Betapa tidak? Hal-hal yang sangat tidak penting seperti buka-bukaan aib, permasalahan rumah tangga, diberikan tempat seluas-luasnya.

Sementara hal-hal yang jauh lebih substantif semisal isu reklamasi, hutan yang terus dijadikan sawit baik, masih banyaknya masyarakat minoritas yang tak boleh bangun rumah ibadah karena diintimidasi kelompok-kelompok mayoritas, hingga isu Papua, diberi tempat parkir saja tidak.

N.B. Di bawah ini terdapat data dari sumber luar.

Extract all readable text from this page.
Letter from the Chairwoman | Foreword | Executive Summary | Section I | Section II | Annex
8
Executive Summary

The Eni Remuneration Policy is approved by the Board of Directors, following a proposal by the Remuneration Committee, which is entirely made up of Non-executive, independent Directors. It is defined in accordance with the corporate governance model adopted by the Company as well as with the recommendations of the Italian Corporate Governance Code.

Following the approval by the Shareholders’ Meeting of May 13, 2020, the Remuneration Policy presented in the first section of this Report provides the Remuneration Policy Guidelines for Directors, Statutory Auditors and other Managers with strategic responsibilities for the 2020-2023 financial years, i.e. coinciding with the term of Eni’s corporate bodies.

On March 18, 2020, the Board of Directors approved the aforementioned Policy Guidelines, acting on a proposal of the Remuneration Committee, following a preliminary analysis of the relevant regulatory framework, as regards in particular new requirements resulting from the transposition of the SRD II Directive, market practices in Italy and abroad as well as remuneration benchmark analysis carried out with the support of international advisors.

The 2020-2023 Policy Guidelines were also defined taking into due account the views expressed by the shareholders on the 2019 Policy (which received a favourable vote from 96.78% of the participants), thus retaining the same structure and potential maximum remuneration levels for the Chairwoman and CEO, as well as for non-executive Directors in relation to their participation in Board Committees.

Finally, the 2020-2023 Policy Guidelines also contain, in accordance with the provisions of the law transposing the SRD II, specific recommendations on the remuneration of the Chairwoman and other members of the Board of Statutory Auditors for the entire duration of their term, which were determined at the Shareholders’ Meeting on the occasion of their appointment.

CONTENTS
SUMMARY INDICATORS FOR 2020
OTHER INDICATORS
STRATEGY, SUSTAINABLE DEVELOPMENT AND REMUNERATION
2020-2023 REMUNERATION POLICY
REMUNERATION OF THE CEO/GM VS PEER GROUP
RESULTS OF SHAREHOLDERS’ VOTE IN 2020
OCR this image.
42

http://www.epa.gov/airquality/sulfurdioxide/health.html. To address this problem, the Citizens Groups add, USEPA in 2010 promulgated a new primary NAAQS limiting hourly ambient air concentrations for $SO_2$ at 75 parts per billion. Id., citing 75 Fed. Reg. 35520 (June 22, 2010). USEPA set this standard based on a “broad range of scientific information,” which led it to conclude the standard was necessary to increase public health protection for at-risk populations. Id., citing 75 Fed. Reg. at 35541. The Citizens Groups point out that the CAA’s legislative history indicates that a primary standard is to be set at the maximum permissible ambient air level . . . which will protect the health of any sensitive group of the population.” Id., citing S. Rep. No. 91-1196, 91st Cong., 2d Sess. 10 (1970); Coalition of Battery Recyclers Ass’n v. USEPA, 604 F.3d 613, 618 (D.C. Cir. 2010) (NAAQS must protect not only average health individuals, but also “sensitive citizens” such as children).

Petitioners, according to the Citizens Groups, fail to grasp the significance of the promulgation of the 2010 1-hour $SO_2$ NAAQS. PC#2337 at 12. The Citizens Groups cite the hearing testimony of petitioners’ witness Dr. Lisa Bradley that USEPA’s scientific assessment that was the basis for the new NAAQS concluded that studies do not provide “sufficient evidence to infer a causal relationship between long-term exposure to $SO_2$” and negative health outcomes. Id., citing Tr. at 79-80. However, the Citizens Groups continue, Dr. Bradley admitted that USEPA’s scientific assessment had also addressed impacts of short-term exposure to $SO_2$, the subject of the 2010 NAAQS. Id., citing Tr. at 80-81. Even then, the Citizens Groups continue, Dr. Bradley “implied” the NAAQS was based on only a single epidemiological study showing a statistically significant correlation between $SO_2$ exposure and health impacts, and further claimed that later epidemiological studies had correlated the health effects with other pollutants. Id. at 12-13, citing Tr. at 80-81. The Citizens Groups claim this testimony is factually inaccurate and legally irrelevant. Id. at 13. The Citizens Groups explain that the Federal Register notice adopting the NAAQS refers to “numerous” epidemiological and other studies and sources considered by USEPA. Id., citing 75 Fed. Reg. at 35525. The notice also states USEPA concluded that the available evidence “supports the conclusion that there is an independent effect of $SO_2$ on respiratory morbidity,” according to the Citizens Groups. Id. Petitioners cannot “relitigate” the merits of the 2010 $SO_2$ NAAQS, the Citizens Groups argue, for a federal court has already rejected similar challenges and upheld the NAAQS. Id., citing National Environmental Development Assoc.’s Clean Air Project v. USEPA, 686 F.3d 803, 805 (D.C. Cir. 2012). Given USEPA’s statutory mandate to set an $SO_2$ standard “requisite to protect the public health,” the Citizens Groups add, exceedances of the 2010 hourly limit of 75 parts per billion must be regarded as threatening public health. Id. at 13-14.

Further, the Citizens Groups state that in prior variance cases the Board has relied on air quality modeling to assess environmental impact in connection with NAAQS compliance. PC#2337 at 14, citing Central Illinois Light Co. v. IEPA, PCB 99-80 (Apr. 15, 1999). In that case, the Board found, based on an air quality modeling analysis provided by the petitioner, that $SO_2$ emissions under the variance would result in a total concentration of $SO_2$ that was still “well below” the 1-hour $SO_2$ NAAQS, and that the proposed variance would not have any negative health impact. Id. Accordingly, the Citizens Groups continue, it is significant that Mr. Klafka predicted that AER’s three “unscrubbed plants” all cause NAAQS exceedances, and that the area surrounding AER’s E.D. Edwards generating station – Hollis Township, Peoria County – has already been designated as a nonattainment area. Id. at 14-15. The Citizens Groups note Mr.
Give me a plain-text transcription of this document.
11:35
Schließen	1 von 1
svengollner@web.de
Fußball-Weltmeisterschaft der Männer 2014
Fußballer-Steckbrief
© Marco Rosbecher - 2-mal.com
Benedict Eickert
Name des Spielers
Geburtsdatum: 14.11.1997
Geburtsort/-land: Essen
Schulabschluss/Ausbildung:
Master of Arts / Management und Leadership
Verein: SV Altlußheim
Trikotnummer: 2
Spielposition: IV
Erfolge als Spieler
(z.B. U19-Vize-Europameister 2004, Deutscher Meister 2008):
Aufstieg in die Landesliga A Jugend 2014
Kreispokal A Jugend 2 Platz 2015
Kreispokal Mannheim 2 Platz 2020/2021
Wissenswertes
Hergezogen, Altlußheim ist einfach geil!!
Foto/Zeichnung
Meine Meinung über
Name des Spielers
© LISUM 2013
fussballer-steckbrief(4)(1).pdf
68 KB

"Semoga tidak lagi seperti itu," lanjutnya.


Saya tentu sangat setuju dengan Is.

Bagi saya, martabat seseorang selalu sejalan dengan integritasnya.

Beberapa waktu lalu saya punya sebuah pengalaman yang cukup menggelitik. Seorang aktivis di Kota Surakarta tiba-tiba mengirim pesan whatsapp.

Ia meminta agar saya datang untuk meliput aksi teatrikal dukungannya terhadap revisi UU KPK dengan membawa peti mati.

Ia berdalih, peti mati yang ia bawa menjadi simbol bahwa revisi UU KPK pasti bisa memperkuat KPK dan mengurangi aksi korupsi di Indonesia.

Lalu saya balas, tujuannya apa?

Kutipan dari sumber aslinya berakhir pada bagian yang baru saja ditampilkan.